Cedo

Fanfic por Ana-chan

Ele abriu os olhos. A claridade o incomodou a principio, mas não mais do que a irritação de constatar que fora o vento frio vindo por uma brecha da janela o que o havia acordado.

Levantou-se meio trôpego, torcendo para que seus movimentos não acordassem o youkai ao seu lado. Felizmente ele não lhe parecia incomodado pela friagem que insistia em invadir o quarto, pelo contrário, nem sequer usava o cobertor.

Foi até a janela e a empurrou até que trincasse. Puxou as cortinas grossas. Assim que se convenceu que estava tudo no lugar, voltou para a cama. Já havia amanhecido, mas ainda era cedo. Cedo demais para encarar mais um dia lá fora.

Deitou-se ao lado dele. Fechou os olhos por algum tempo mas não conseguiu mais dormir. Ainda cogitou em fazer um movimento estabanado qualquer para ver se seu amante acordava, mas deteve-se pouco antes de por a idéia em execução. Ao invés disso cedeu-lhe metade do cobertor e recostou o rosto mais uma vez no travesseiro ainda que fosse apenas para gastar o tempo, olhando para ele enquanto pensamentos insones rodopiavam em sua mente.

Três anos...

Naquele inverno, fazia exatamente três anos que estavam juntos. Lembrava-se como se fosse ontem... a primeira vez que seus caminhos se cruzaram numa fortaleza no sul do Makai. O modo como foi aterrorizado por seus companheiros de ocasião para se manter longe daquele ser traiçoeiro, daquele que havia sido banido por sua própria raça, daquele cujos beijos eram considerados um dos venenos mais refinados do Makai.

Enfim, nunca foi mesmo de ligar para conselhos...

Há três anos dividiam dias e noites, como se tudo mais não passasse de lendas inventadas para entreter rodinhas de conversa fiada. E talvez tanto falatório não passasse disso mesmo.

Youko Kurama. As palavras formaram-se em seus lábios no mais absoluto silêncio. Sempre tão calado, tão contido. Malícia e melancolia misturadas em seu olhar distante, em seus movimentos suaves, em seus modos tão diferentes de todos os youkais que já havia conhecido...

O demônio mais belo que já havia visto e também o mais reservado. Nem mesmo como havia conseguido recursos para pagar aquele quarto depois de duas empreitadas mal sucedidas ele conseguira descobrir. Não que tivesse se esforçado muito nesse sentido. Não cansado e semi-congelado como estava antes de chegarem ali.

A verdade é que apesar de tudo não estavam tendo muita sorte. O clima no Makai dos últimos anos estava se tornando cada vez mais tenso desde que a guerra entre os reinos de Raizen e Mukuro se tornara iminente. E o inverno rigoroso só fazia tudo piorar. Pensando bem, sua associação com Kurama, mais do que obra do acaso, havia acabado por ser tornar sua melhor defesa contra aqueles tempos difíceis. E ainda que improvável do ponto de vista prático, gostava de pensar que a recíproca era verdadeira.

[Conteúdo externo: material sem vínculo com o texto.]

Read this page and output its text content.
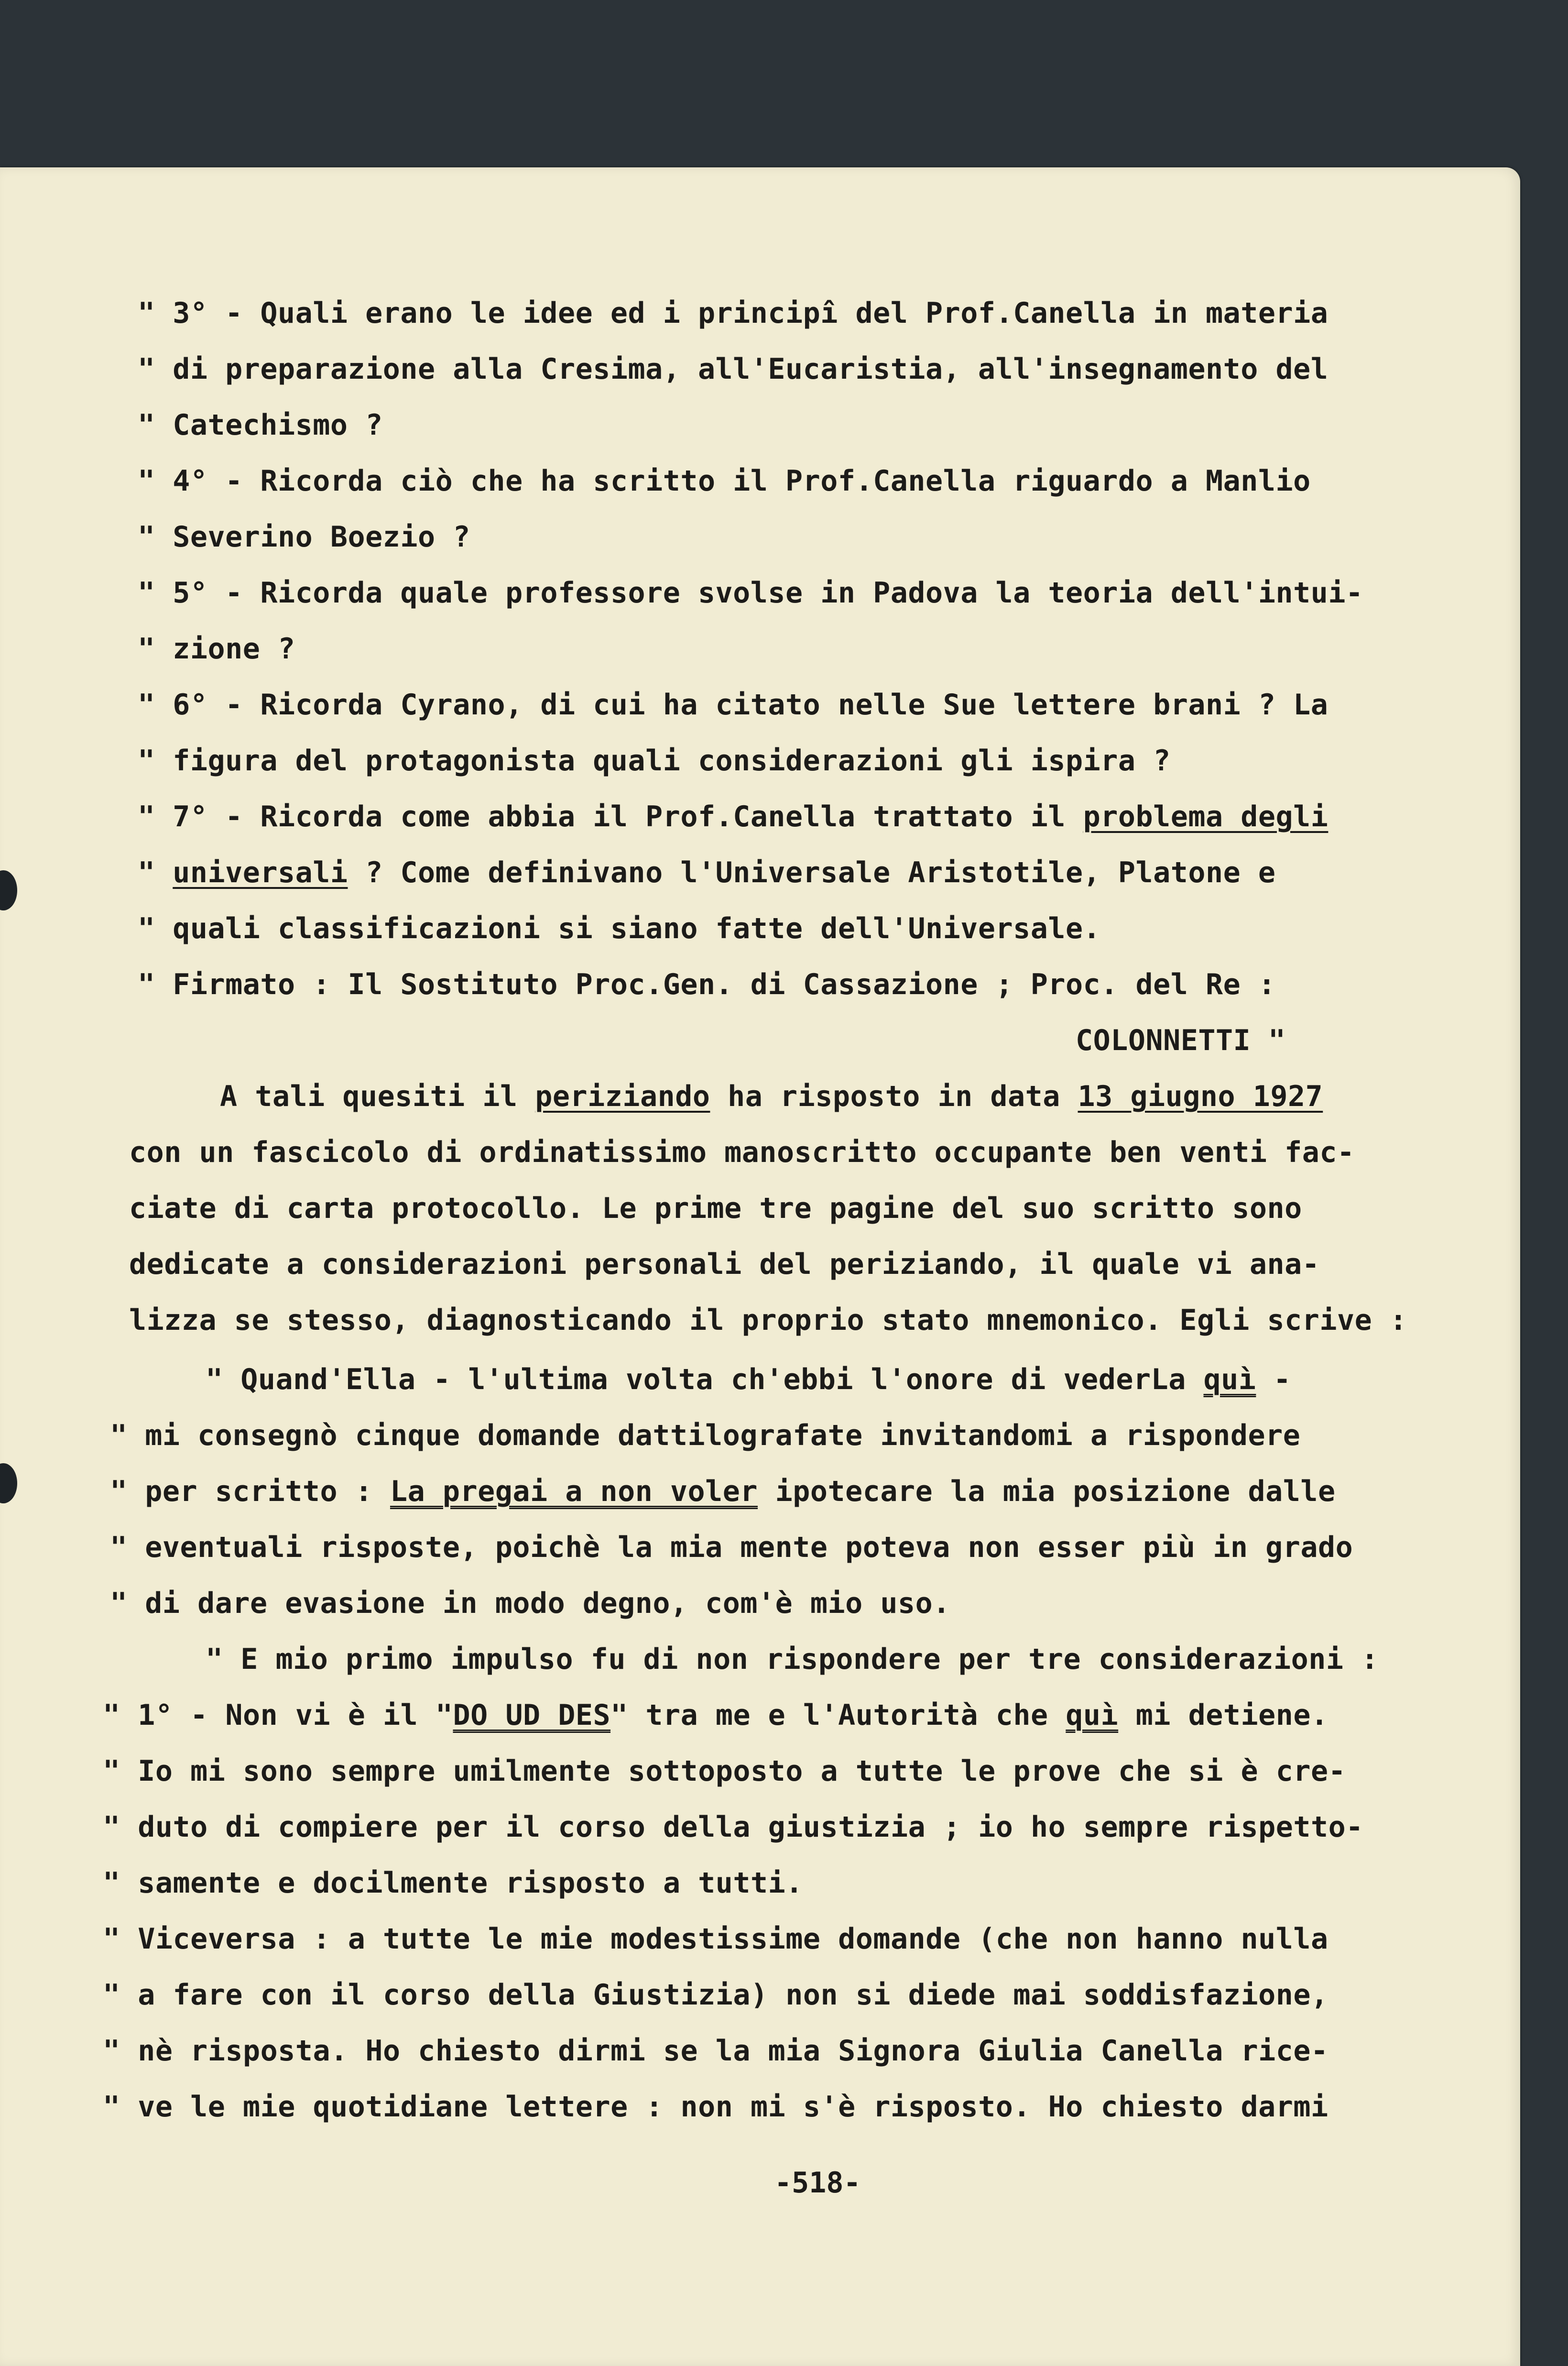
" 3° - Quali erano le idee ed i principî del Prof.Canella in materia
" di preparazione alla Cresima, all'Eucaristia, all'insegnamento del
" Catechismo ?
" 4° - Ricorda ciò che ha scritto il Prof.Canella riguardo a Manlio
" Severino Boezio ?
" 5° - Ricorda quale professore svolse in Padova la teoria dell'intui-
" zione ?
" 6° - Ricorda Cyrano, di cui ha citato nelle Sue lettere brani ? La
" figura del protagonista quali considerazioni gli ispira ?
" 7° - Ricorda come abbia il Prof.Canella trattato il problema degli
" universali ? Come definivano l'Universale Aristotile, Platone e
" quali classificazioni si siano fatte dell'Universale.
" Firmato : Il Sostituto Proc.Gen. di Cassazione ; Proc. del Re :
COLONNETTI "
A tali quesiti il periziando ha risposto in data 13 giugno 1927
con un fascicolo di ordinatissimo manoscritto occupante ben venti fac-
ciate di carta protocollo. Le prime tre pagine del suo scritto sono
dedicate a considerazioni personali del periziando, il quale vi ana-
lizza se stesso, diagnosticando il proprio stato mnemonico. Egli scrive :
" Quand'Ella - l'ultima volta ch'ebbi l'onore di vederLa quì -
" mi consegnò cinque domande dattilografate invitandomi a rispondere
" per scritto : La pregai a non voler ipotecare la mia posizione dalle
" eventuali risposte, poichè la mia mente poteva non esser più in grado
" di dare evasione in modo degno, com'è mio uso.
" E mio primo impulso fu di non rispondere per tre considerazioni :
" 1° - Non vi è il "DO UD DES" tra me e l'Autorità che quì mi detiene.
" Io mi sono sempre umilmente sottoposto a tutte le prove che si è cre-
" duto di compiere per il corso della giustizia ; io ho sempre rispetto-
" samente e docilmente risposto a tutti.
" Viceversa : a tutte le mie modestissime domande (che non hanno nulla
" a fare con il corso della Giustizia) non si diede mai soddisfazione,
" nè risposta. Ho chiesto dirmi se la mia Signora Giulia Canella rice-
" ve le mie quotidiane lettere : non mi s'è risposto. Ho chiesto darmi
-518-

O youko se mexeu. Virou-se em sua direção e abriu os olhos.

"Ohio," cumprimentou Yomi sem querer transparecer satisfação em vê-lo acordar.

"Acordou cedo."

"É... Perdi o sono."

"Já esteve lá fora?"

"Hn... estou tomando coragem."

"É cedo."

"Mesmo assim..." desculpou-se, um tanto sem graça por não ter sequer colocado o nariz pra fora "Dormiu bem? Eu nem dei conta de nada, acho..."

"Eu percebi."

"Você tirou a minha roupa... nem sei como conseguiu. Estava tudo grudado..."

Kurama não respondeu. Era como se adivinhasse que Yomi tinha curiosidades mais inquietantes para discutir.

"Como conseguiu esse lugar?"

"O dono me deve um favor."

"As pessoas te devem favores em todos os lugares," retrucou, já cansado da mesma explicação.

"... e daí?"

"E daí que..."

Não faria isso. Para quê colocá-lo contra a parede? Que lhe importava seus pequenos segredos e a maldita sensação de que ele sabia tudo sobre si enquanto em três anos não havia conseguido descobrir nada sobre ele?

"Bom, deixa pra lá... É que... É..."

Sentiu uma suave pressão atrás do pescoço. Era a mão dele, o convidando para se aproximar. Os lábios se tocaram num beijo, fazendo-o esquecer do embaraço que era perder o rumo das palavras diante dele. E a medida em que se debruçava sobre aquele corpo tão alvo, contentava-se com a constatação de que, ao contrário de tudo mais, estava agora diante de uma parte de Kurama que conhecia muito bem...

Ele nem percebeu quando a janela cedeu e a brisa gelada voltou a soprar sobre suas costas.

"Mas que droga..." resmungou ao perceber que o trinco da janela havia se partido de vez. Agora seria impossível se livrarem daquele ventinho irritante. A neblina parecia ter tomado conta de todo o espaço entre a casa e a floresta mais adiante. Não era uma visão convidativa, e embora, ainda fosse cedo, sabia que não podiam ficar ali pra sempre.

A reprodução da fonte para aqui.